I had a conversation with some girls the other day about food. I said that there are very few things that I don’t like. I’m not a picky eater at all and I’ll try pretty much everything.
But this meal – it reminded me of one thing I don’t like. Instant rice. You know, the kind that cooks in 5 minutes. I had some in my pantry and I decided to use it up for this meal. The chicken was really good, but it’s too bad that the bland, tasteless instant rice messed everything up! I’m just glad I used the rest of that rice up and I don’t have to worry about it anymore!
The only other small complaint I had about this meal is that the sauce isn’t very saucy.
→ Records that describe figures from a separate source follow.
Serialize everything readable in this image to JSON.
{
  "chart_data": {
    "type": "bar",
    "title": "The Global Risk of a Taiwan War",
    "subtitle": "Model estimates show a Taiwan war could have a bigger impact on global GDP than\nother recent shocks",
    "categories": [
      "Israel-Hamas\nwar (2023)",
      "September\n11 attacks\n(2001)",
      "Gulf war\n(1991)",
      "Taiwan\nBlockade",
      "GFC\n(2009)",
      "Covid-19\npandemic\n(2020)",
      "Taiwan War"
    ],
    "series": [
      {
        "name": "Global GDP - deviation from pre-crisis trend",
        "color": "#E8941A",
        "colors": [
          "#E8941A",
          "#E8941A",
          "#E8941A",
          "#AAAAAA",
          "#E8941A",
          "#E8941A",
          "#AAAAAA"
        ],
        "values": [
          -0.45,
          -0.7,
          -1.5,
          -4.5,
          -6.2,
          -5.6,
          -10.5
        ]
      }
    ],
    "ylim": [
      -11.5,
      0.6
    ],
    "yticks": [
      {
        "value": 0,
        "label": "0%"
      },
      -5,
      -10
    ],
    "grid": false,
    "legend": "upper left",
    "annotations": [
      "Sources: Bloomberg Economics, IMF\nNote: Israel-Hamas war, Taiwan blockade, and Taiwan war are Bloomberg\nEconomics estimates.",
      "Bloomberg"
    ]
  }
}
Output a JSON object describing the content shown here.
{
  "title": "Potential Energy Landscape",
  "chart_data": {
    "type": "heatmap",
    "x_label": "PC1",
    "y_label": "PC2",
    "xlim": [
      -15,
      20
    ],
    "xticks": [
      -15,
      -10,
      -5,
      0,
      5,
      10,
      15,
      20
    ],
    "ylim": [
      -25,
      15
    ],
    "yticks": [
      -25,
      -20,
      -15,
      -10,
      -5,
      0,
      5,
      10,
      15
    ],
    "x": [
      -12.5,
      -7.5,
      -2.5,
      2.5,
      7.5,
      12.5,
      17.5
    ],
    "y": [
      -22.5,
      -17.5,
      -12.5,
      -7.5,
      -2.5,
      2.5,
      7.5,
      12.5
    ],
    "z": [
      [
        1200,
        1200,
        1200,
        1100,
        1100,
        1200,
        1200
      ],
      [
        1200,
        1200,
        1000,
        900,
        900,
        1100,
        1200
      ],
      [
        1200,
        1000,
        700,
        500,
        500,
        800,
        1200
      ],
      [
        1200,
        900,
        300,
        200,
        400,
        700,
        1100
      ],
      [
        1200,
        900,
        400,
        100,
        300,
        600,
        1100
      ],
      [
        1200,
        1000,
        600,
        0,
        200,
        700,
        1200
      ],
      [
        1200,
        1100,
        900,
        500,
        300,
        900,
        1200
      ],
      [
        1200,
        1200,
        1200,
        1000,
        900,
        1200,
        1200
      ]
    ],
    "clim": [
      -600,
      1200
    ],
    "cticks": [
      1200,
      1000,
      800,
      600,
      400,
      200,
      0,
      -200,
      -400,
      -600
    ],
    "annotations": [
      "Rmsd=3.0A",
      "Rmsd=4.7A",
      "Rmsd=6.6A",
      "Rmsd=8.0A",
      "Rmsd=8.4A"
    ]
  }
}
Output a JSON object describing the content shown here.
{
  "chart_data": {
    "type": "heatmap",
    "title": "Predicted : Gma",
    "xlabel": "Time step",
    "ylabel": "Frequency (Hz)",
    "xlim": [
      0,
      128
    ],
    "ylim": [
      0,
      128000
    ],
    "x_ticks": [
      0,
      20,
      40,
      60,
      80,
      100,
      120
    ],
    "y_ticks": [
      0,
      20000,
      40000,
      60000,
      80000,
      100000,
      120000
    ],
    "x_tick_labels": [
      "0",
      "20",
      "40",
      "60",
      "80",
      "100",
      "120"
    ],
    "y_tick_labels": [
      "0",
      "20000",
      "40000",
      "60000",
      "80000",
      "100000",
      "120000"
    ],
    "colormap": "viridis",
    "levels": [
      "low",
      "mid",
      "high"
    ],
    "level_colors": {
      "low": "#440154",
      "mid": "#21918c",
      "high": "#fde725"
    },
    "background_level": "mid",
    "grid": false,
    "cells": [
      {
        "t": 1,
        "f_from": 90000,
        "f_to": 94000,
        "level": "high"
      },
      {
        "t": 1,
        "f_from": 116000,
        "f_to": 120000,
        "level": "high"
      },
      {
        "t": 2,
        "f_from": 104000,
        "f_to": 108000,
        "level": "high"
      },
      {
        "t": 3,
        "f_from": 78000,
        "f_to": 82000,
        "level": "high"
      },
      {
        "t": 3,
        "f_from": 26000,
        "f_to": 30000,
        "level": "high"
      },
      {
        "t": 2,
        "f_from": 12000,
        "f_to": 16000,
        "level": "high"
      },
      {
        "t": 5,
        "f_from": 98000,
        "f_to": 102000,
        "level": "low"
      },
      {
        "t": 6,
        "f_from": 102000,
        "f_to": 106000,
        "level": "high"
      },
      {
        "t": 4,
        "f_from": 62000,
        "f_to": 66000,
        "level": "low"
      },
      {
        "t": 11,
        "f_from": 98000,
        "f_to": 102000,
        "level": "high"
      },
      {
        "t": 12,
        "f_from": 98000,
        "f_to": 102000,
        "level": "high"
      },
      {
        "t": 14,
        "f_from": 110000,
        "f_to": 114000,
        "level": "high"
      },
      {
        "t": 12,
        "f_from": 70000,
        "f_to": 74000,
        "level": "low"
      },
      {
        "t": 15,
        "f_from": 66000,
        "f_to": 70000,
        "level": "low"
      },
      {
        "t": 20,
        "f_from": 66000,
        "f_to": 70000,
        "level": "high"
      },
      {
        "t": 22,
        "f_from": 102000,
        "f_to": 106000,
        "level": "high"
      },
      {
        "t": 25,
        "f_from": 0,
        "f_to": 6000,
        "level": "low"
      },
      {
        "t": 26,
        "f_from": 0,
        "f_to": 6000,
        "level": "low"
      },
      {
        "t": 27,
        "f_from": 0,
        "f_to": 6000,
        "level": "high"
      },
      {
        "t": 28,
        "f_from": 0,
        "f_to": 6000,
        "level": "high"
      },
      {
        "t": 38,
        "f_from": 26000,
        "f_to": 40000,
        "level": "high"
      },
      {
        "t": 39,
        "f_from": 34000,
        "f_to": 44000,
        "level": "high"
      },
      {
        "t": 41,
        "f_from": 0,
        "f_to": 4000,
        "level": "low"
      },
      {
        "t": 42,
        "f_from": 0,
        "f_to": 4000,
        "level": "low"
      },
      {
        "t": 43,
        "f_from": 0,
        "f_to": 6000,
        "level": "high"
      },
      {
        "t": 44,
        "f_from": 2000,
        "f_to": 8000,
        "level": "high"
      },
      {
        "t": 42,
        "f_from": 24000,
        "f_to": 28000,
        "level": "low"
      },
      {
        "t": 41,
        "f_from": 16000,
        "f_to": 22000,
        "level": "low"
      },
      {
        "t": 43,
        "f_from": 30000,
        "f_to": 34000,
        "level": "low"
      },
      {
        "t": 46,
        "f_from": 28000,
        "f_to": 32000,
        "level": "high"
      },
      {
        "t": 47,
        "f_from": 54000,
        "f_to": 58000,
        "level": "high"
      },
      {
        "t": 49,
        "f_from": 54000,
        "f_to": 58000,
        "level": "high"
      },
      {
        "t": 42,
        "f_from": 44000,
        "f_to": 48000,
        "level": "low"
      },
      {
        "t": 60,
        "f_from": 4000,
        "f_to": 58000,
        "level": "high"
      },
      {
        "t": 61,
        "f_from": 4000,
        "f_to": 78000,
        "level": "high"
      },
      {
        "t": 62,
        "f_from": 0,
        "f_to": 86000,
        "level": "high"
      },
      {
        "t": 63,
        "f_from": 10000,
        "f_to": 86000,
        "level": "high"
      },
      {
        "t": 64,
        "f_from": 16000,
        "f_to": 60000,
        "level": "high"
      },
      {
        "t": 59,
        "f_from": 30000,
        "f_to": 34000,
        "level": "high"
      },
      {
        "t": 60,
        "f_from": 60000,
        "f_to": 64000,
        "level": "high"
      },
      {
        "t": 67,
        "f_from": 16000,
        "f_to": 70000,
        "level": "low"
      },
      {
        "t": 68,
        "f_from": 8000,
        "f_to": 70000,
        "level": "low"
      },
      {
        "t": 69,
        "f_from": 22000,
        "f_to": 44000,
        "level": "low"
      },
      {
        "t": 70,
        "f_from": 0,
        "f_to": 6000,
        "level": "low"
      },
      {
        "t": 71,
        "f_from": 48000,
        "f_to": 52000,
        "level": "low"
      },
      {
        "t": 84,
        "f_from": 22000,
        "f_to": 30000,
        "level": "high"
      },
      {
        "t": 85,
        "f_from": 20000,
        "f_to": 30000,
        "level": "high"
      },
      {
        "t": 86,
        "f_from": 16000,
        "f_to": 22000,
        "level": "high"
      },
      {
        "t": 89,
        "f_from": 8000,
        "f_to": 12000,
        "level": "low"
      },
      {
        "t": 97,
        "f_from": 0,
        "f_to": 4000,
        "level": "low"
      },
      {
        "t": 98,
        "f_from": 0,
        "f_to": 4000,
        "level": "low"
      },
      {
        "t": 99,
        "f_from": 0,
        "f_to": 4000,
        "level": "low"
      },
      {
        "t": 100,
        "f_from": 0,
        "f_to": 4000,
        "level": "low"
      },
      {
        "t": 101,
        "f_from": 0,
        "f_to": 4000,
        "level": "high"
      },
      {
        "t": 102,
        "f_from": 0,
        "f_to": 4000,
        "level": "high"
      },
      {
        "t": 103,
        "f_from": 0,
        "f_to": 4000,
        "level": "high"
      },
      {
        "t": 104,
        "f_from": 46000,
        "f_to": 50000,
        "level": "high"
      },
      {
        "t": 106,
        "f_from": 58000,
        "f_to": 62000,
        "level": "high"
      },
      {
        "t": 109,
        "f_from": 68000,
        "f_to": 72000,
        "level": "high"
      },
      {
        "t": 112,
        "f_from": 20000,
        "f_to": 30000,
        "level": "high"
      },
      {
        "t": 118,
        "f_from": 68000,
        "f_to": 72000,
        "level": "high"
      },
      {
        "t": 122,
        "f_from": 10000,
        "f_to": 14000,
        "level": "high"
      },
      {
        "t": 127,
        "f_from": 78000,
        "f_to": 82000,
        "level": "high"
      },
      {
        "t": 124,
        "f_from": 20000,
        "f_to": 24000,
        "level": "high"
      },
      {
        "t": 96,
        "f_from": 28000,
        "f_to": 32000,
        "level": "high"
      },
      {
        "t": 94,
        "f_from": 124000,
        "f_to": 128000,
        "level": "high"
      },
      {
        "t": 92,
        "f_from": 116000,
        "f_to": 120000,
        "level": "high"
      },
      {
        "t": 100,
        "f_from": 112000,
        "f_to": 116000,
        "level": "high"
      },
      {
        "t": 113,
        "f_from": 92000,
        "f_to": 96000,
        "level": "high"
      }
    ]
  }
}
I would have liked a little more to soak into the rice, so if I were to make this again, I would probably do more sauce. But then again, we are a saucy family!!
What food do you not like?
Smothered Chicken with Brown Rice
adapted from Kraft Foods Food & Family Fall ’09
prep time: 15 minutes
total time: 45 minutes
4 slices bacon, chopped
4 small boneless, skinless chicken breast halves (about 1 lb)
4 large carrots, (1 lb), thinly sliced
1 large onion, chopped
1 cup chicken broth, divided
2 oz 1/3 less fat cream cheese, cubed
3 cups hot cooked brown rice
Cook the bacon in a large nonstick skillet until crisp. Drain on paper towels. Discard drippings from skillet.
Add the chicken to the skillet and cook 5 to 6 minutes on each side, or until internal temperature reaches 165F. Transfer the chicken to a plate and cover to keep warm. Add the vegetables and half of the broth to the skillet. Cover and simmer for 10 minutes or until the vegetables are tender.
Stir in the remaining broth and the cream cheese. Cook, uncovered for 2 minutes or until the cream cheese is melted and the sauce has thickened. Return the chicken to the skillet; cook for 2 minutes or until heated through.
Spoon rice onto a plate; top with chicken, sauce and bacon and serve.